I started riding alone on Australian bush trails at age 14. This is before mobile phones (and just after microwave ovens
...soon I can be a historical relic). My father rode with me before that but then my parents decided I was good to go alone, and I rode out a lot and got hours away from home. My parents knew the general direction / riding plan and the time I expected to be back. If necessary they would follow hoofprints in the sand, but that never eventuated because I never actually fell off on a trail riding alone, still haven't, although you get close sometimes when a kangaroo jumps out of thick bush unexpectedly. (I seemed to reserve falling off for rides on our own property. Usually the horse was surprised by the loss of rider and stopped long enough for me to dive for the reins and get back on, but I did walk back to the homestead a few times.) Most of my rides were and are at a good clip. I found horses actually startle less when you keep them trotting or cantering along. In summer I sometimes did trails bareback.

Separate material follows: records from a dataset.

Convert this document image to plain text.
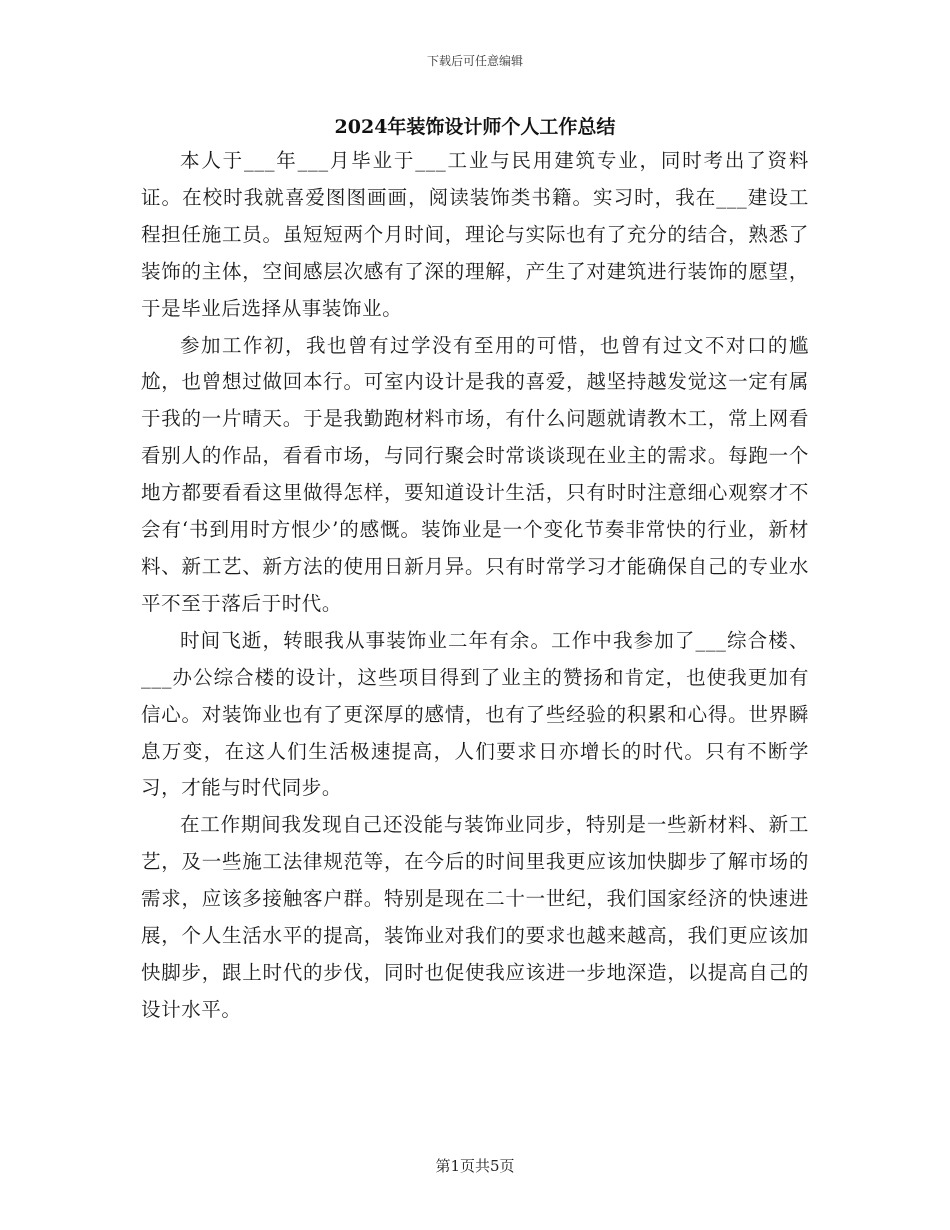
下载后可任意编辑
2024年装饰设计师个人工作总结

本人于___年___月毕业于___工业与民用建筑专业，同时考出了资料证。在校时我就喜爱图图画画，阅读装饰类书籍。实习时，我在___建设工程担任施工员。虽短短两个月时间，理论与实际也有了充分的结合，熟悉了装饰的主体，空间感层次感有了深的理解，产生了对建筑进行装饰的愿望，于是毕业后选择从事装饰业。

参加工作初，我也曾有过学没有至用的可惜，也曾有过文不对口的尴尬，也曾想过做回本行。可室内设计是我的喜爱，越坚持越发觉这一定有属于我的一片晴天。于是我勤跑材料市场，有什么问题就请教木工，常上网看看别人的作品，看看市场，与同行聚会时常谈谈现在业主的需求。每跑一个地方都要看看这里做得怎样，要知道设计生活，只有时时注意细心观察才不会有‘书到用时方恨少’的感慨。装饰业是一个变化节奏非常快的行业，新材料、新工艺、新方法的使用日新月异。只有时常学习才能确保自己的专业水平不至于落后于时代。

时间飞逝，转眼我从事装饰业二年有余。工作中我参加了___综合楼、___办公综合楼的设计，这些项目得到了业主的赞扬和肯定，也使我更加有信心。对装饰业也有了更深厚的感情，也有了些经验的积累和心得。世界瞬息万变，在这人们生活极速提高，人们要求日亦增长的时代。只有不断学习，才能与时代同步。

在工作期间我发现自己还没能与装饰业同步，特别是一些新材料、新工艺，及一些施工法律规范等，在今后的时间里我更应该加快脚步了解市场的需求，应该多接触客户群。特别是现在二十一世纪，我们国家经济的快速进展，个人生活水平的提高，装饰业对我们的要求也越来越高，我们更应该加快脚步，跟上时代的步伐，同时也促使我应该进一步地深造，以提高自己的设计水平。

第1页共5页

These days I ride trails accompanied by my dog Jess, who is a Kelpie and runs like a rocket for long distances (Kelpies working sheep often do 30-60km of running in a day's work). The dog notices any wildlife well before us and the act of her noticing stops the horse from startling compared to riding without the dog - also the dog is excited by wildlife rather than scared and so the horse seems to pick up on that and use it as a "don't worry" cue. The dog is a speed freak and if we fall back to a walk she often tries to egg the horse on to a faster pace by gambolling around his front end and yapping excitedly. The dog and horse enjoy racing each other at least once in a ride.
I ride in a Spanish Snaffle, which is actually a mild curb bit with a port mouth, because it makes a spooking episode so much simpler to manage than a snaffle. You can encourage the horse to tuck his face down instead of poking it up and this means you can nip any idea of running off in the bud quite easily and gently. This really reduces injury risks to rider and horse.
Also I carry a multi-tool on the saddle in case my horse gets tangled in stray wire. It hasn't happened but it's good to have a plan in case.
When I ride alone I don't cross roads with regular traffic so if my horse does ever go home without me I don't have to worry about it getting hit by a vehicle.